My motto for this year and perhaps the next few is going to be “Survive.” That is my goal, really, to dig ourselves back out of dog medical debt, to write some great projects, to persevere, to survive. Thriving would be great! But sometimes you have to be OK with survival, and this year, of all years, I’m OK with survival. I admit this means I have no pithy hopeful statements about the future (though I find the idea that I’ll survive into the future pretty hopeful!). Instead, I have only the guarantee that I will do what I can to survive, and that I will stick it in here beside you as I always have.
As I’ve told some people, one of the tricks I’ve manufactured to get myself through the relenting badness that is the news these days (besides reducing time on Twitter) is to imagine myself looking back at this time from a point far in the future when things are much better. I had this striking dream of myself as an old woman on this timeline, living in an adobe house in the desert, opening the door to some young kids who’d brought copies of Geek Feminist Revolution and who thought I was some kind of ancient seer. They had come to talk about the past, about the world I lived in that spawned that book, and all the books that came before and after it.

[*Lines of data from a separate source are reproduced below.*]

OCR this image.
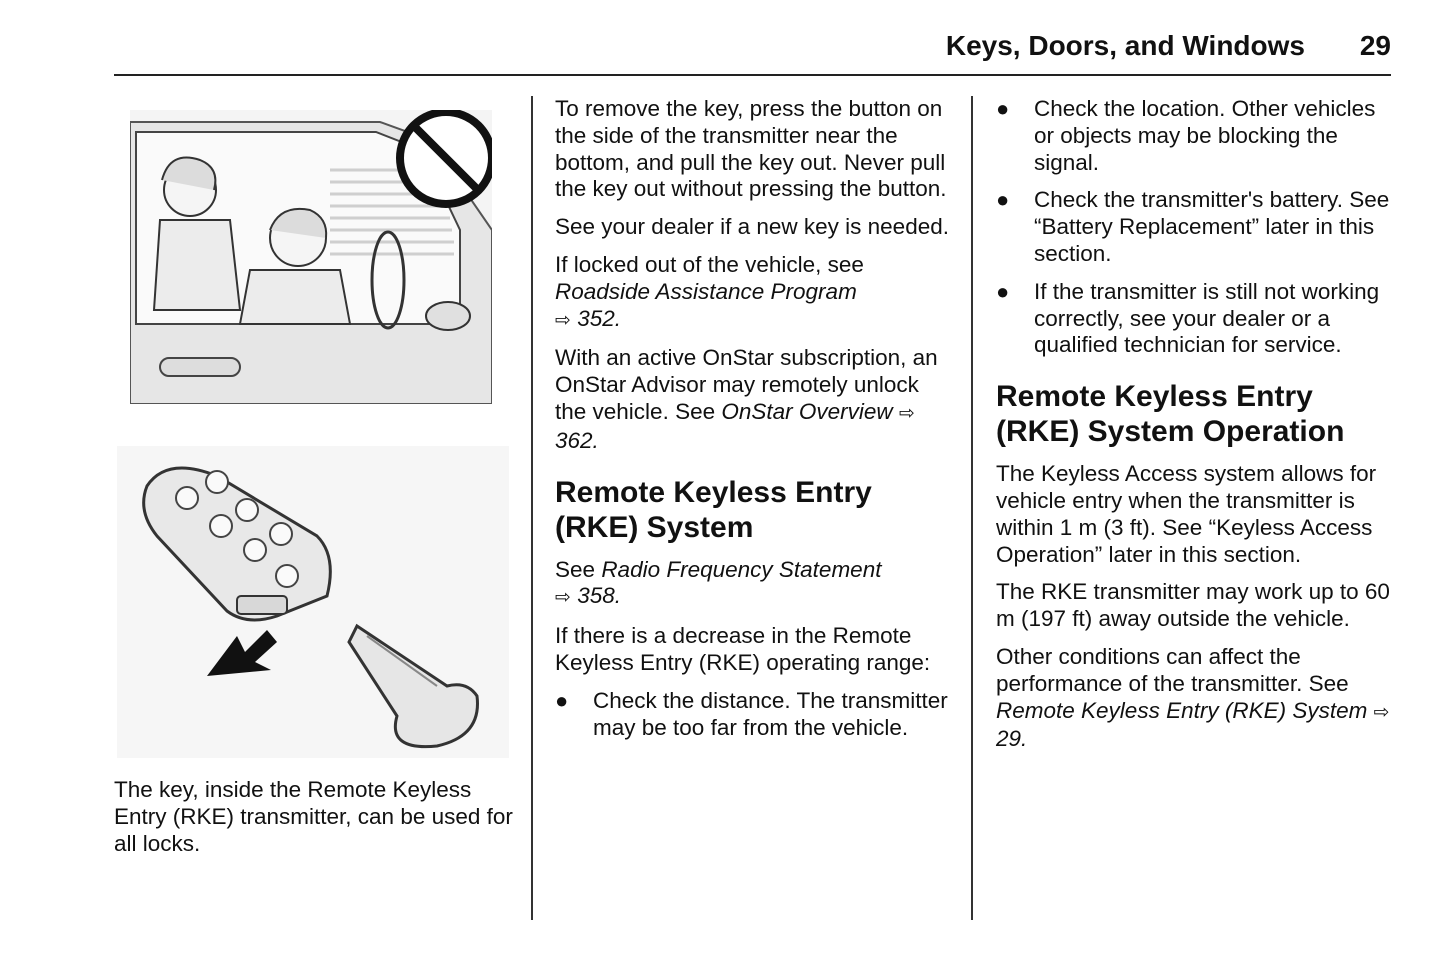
Keys, Doors, and Windows 29
The key, inside the Remote Keyless Entry (RKE) transmitter, can be used for all locks.

To remove the key, press the button on the side of the transmitter near the bottom, and pull the key out. Never pull the key out without pressing the button.

See your dealer if a new key is needed.

If locked out of the vehicle, see Roadside Assistance Program
⇨ 352.

With an active OnStar subscription, an OnStar Advisor may remotely unlock the vehicle. See OnStar Overview ⇨ 362.

Remote Keyless Entry (RKE) System

See Radio Frequency Statement
⇨ 358.

If there is a decrease in the Remote Keyless Entry (RKE) operating range:

● Check the distance. The transmitter may be too far from the vehicle.
● Check the location. Other vehicles or objects may be blocking the signal.
● Check the transmitter's battery. See “Battery Replacement” later in this section.
● If the transmitter is still not working correctly, see your dealer or a qualified technician for service.
Remote Keyless Entry (RKE) System Operation

The Keyless Access system allows for vehicle entry when the transmitter is within 1 m (3 ft). See “Keyless Access Operation” later in this section.

The RKE transmitter may work up to 60 m (197 ft) away outside the vehicle.

Other conditions can affect the performance of the transmitter. See Remote Keyless Entry (RKE) System ⇨ 29.
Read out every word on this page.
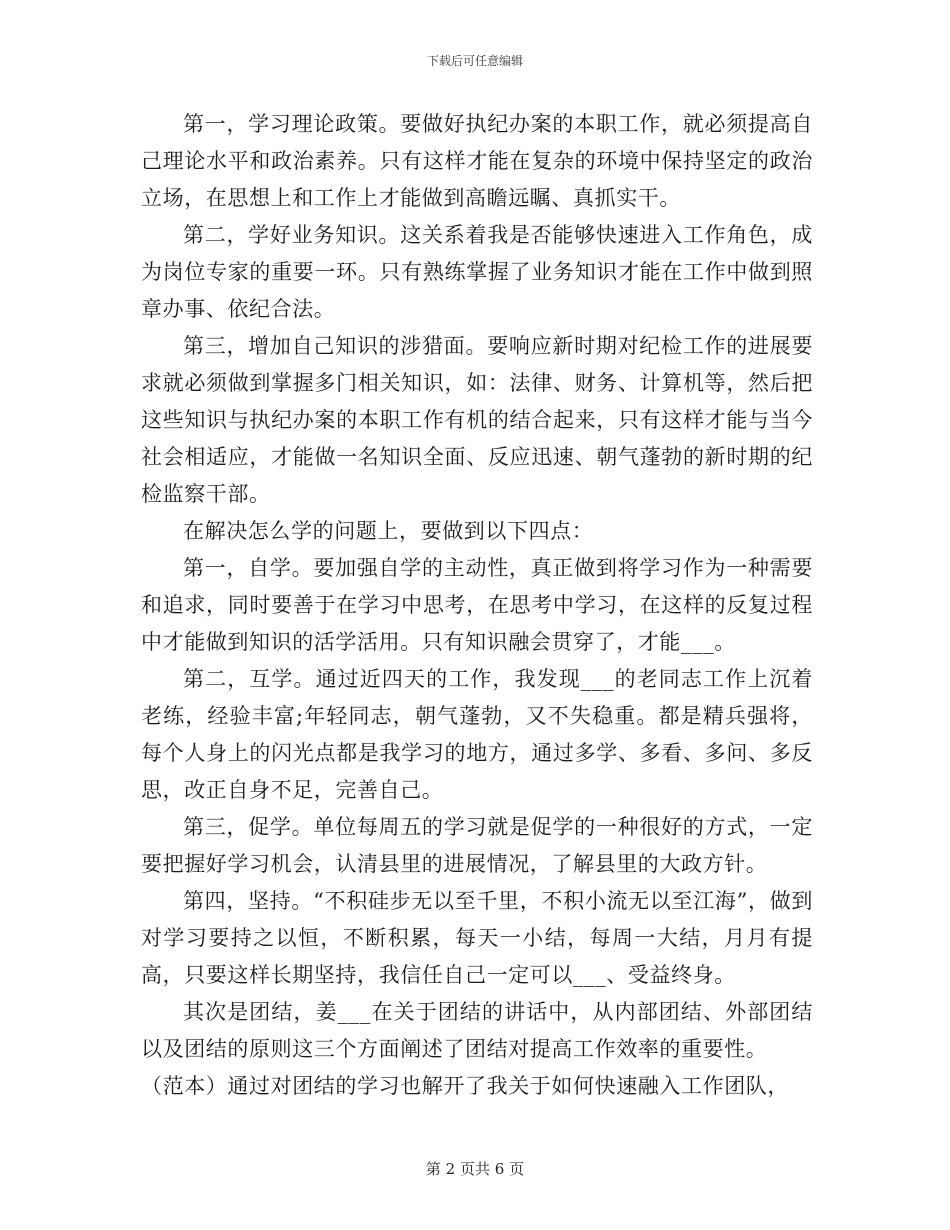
下载后可任意编辑

第一，学习理论政策。要做好执纪办案的本职工作，就必须提高自己理论水平和政治素养。只有这样才能在复杂的环境中保持坚定的政治立场，在思想上和工作上才能做到高瞻远瞩、真抓实干。

第二，学好业务知识。这关系着我是否能够快速进入工作角色，成为岗位专家的重要一环。只有熟练掌握了业务知识才能在工作中做到照章办事、依纪合法。

第三，增加自己知识的涉猎面。要响应新时期对纪检工作的进展要求就必须做到掌握多门相关知识，如：法律、财务、计算机等，然后把这些知识与执纪办案的本职工作有机的结合起来，只有这样才能与当今社会相适应，才能做一名知识全面、反应迅速、朝气蓬勃的新时期的纪检监察干部。

在解决怎么学的问题上，要做到以下四点：

第一，自学。要加强自学的主动性，真正做到将学习作为一种需要和追求，同时要善于在学习中思考，在思考中学习，在这样的反复过程中才能做到知识的活学活用。只有知识融会贯穿了，才能___。

第二，互学。通过近四天的工作，我发现___的老同志工作上沉着老练，经验丰富;年轻同志，朝气蓬勃，又不失稳重。都是精兵强将，每个人身上的闪光点都是我学习的地方，通过多学、多看、多问、多反思，改正自身不足，完善自己。

第三，促学。单位每周五的学习就是促学的一种很好的方式，一定要把握好学习机会，认清县里的进展情况，了解县里的大政方针。

第四，坚持。“不积硅步无以至千里，不积小流无以至江海”，做到对学习要持之以恒，不断积累，每天一小结，每周一大结，月月有提高，只要这样长期坚持，我信任自己一定可以___、受益终身。

其次是团结，姜___在关于团结的讲话中，从内部团结、外部团结以及团结的原则这三个方面阐述了团结对提高工作效率的重要性。

（范本）通过对团结的学习也解开了我关于如何快速融入工作团队，

第 2 页共 6 页
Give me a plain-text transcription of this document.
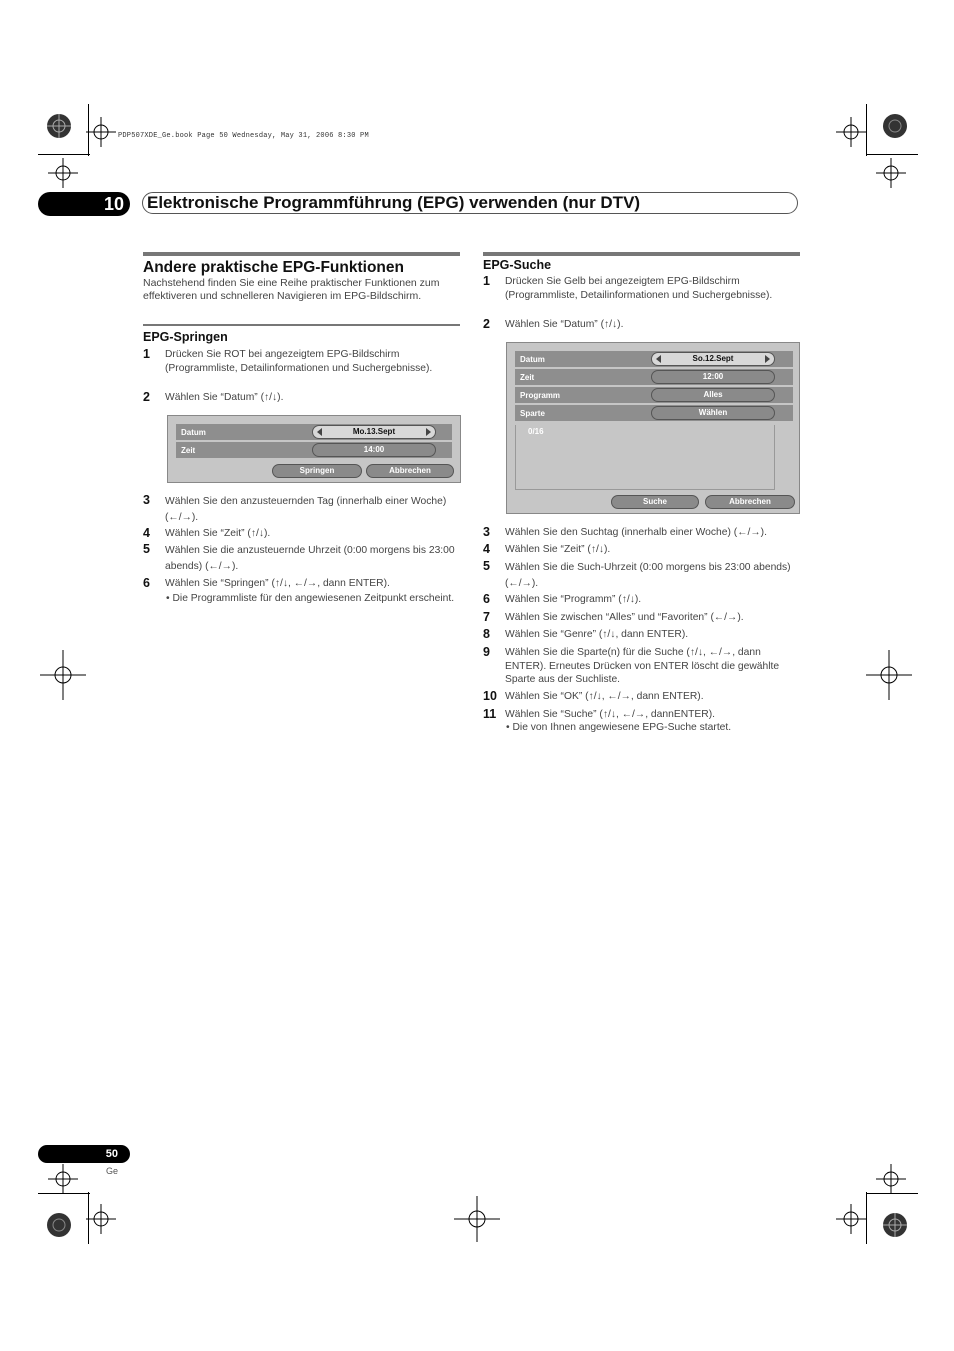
PDP507XDE_Ge.book Page 50 Wednesday, May 31, 2006 8:30 PM
10	Elektronische Programmführung (EPG) verwenden (nur DTV)
Andere praktische EPG-Funktionen
Nachstehend finden Sie eine Reihe praktischer Funktionen zum effektiveren und schnelleren Navigieren im EPG-Bildschirm.
EPG-Springen
1 Drücken Sie ROT bei angezeigtem EPG-Bildschirm (Programmliste, Detailinformationen und Suchergebnisse).
2 Wählen Sie “Datum” (↑/↓).
Datum	Mo.13.Sept
Zeit	14:00
Springen	Abbrechen
3 Wählen Sie den anzusteuernden Tag (innerhalb einer Woche) (←/→).
4 Wählen Sie “Zeit” (↑/↓).
5 Wählen Sie die anzusteuernde Uhrzeit (0:00 morgens bis 23:00 abends) (←/→).
6 Wählen Sie “Springen” (↑/↓, ←/→, dann ENTER).
• Die Programmliste für den angewiesenen Zeitpunkt erscheint.
EPG-Suche
1 Drücken Sie Gelb bei angezeigtem EPG-Bildschirm (Programmliste, Detailinformationen und Suchergebnisse).
2 Wählen Sie “Datum” (↑/↓).
Datum	So.12.Sept
Zeit	12:00
Programm	Alles
Sparte	Wählen
0/16
Suche	Abbrechen
3 Wählen Sie den Suchtag (innerhalb einer Woche) (←/→).
4 Wählen Sie “Zeit” (↑/↓).
5 Wählen Sie die Such-Uhrzeit (0:00 morgens bis 23:00 abends) (←/→).
6 Wählen Sie “Programm” (↑/↓).
7 Wählen Sie zwischen “Alles” und “Favoriten” (←/→).
8 Wählen Sie “Genre” (↑/↓, dann ENTER).
9 Wählen Sie die Sparte(n) für die Suche (↑/↓, ←/→, dann ENTER). Erneutes Drücken von ENTER löscht die gewählte Sparte aus der Suchliste.
10 Wählen Sie “OK” (↑/↓, ←/→, dann ENTER).
11 Wählen Sie “Suche” (↑/↓, ←/→, dannENTER).
• Die von Ihnen angewiesene EPG-Suche startet.
50
Ge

That sort of dream may not seem very powerful to you, but to me it was. With my shitty health the last few years and all the political turmoil, I was honestly worried about my chances of making it to old age. That dream gave me the vision of some other timeline, a vision I could use to plot my way forward through the coming years, which may be rough in order to get me to wonderful. We all need a story to see us through the darkest times. Do you need a story of that hopeful future? Write yours, too, and cling to it tightly. We’ll need them.